Ungelogen, er hatte das Wort Erweckung benutzt, als ob der geniale Grafiker der Maidens mit dem Teufel im Bunde gewesen sei und einen Klumpen Lehm lebendig werden ließ.
Je länger ich ihm zuhörte, je deutlicher wurde mir bewusst, dass mein Gegenüber nicht mehr alle Tassen im Schrank hatte. Seine elegante Erscheinung, sein vornehmes Gehabe, konnten nicht darüber hinwegtäuschen, dass er völlig verrückt war.
Unglücklicherweise bin ich im Absagen erteilen nicht sonderlich gut und wie er so mit seinen leuchtenden Augen vor mir stand, so völlig begeistert von seinem Artefakt, wie er es nannte, da hat er mir beinahe leidgetan. Armer Irrer, dachte ich. Ich könne die Truhe ja eine Zeit lang ausstellen und wenn ich sie verkaufen würde, solle ich ihm einfach das geben, was man für sie gezahlt hätte. Abzüglich meiner Provision natürlich. Selbstredend wolle er mich nicht bedrängen. Ich sei ja ein so netter Kerl. Bla bla, bla bla ...

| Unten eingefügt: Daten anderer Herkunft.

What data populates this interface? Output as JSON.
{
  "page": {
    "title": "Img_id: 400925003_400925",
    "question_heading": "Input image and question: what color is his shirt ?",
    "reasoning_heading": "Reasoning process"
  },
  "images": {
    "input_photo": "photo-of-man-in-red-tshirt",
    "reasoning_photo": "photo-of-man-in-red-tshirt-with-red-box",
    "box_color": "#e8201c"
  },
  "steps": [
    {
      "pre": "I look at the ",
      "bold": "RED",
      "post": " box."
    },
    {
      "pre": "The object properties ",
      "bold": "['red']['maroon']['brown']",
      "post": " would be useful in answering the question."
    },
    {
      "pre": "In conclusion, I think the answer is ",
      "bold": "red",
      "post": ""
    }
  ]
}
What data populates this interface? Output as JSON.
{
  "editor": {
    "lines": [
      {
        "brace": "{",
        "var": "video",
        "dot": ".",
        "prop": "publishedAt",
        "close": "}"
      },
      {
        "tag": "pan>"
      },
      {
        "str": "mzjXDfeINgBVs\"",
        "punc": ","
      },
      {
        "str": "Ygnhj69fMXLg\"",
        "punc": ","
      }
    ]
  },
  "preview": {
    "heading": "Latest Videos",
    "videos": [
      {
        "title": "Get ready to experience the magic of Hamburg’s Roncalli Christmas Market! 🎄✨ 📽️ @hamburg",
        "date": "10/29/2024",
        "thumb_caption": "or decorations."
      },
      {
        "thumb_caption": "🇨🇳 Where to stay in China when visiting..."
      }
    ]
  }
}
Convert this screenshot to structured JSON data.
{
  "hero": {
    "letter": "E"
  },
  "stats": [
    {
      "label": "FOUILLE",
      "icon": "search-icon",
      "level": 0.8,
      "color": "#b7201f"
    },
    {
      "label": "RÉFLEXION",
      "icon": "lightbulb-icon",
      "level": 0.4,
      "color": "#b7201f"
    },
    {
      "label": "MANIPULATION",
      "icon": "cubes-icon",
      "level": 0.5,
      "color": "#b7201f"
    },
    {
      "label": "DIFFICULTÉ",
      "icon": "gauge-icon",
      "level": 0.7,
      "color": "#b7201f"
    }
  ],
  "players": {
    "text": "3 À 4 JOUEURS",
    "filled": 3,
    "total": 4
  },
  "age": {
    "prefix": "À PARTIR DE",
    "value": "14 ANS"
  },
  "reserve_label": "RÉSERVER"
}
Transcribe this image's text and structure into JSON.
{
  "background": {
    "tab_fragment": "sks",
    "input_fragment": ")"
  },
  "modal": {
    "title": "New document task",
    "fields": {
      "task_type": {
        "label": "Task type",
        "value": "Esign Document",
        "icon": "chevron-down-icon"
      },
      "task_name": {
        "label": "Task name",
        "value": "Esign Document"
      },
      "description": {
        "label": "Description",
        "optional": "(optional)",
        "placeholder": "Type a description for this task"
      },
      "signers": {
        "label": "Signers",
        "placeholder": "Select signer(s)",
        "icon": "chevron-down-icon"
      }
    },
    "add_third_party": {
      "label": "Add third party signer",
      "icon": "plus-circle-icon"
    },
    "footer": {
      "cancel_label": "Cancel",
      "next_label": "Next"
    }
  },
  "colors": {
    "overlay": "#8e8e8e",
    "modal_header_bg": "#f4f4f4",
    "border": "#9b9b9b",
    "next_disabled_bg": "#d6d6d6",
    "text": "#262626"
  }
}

Was soll ich sagen, ich habe sie, wider aller Vernunft, dann doch angenommen. Niemand wird diese Holzkiste kaufen, schon gar nicht, wenn ich ihren vermeintlichen Schatz anpreise. Es war ein Fehler, ich weiß. Aber zumindest hatte ich nun ein wenig Zeit, um mir zu überlegen, wie ich ihm die Enttäuschung beibringe.
Nachdem wir uns verabschiedet hatten, ging ich nach hinten, ich wollte mit Bonita reden. Ihre Vorhänge bauschten sich vor der weit auf stehenden Terrassentür. Ein leerer Teller lag auf ihrem Schreibtisch, ein Hauch ihres Lieblingsduftes SUN in der Luft. Von ihr selbst jedoch keine Spur - sie war gegangen, ohne sich zu verabschieden.
Nachdenklich presste ich die Lippen aufeinander. War ich vielleicht doch zu harsch zu ihr gewesen?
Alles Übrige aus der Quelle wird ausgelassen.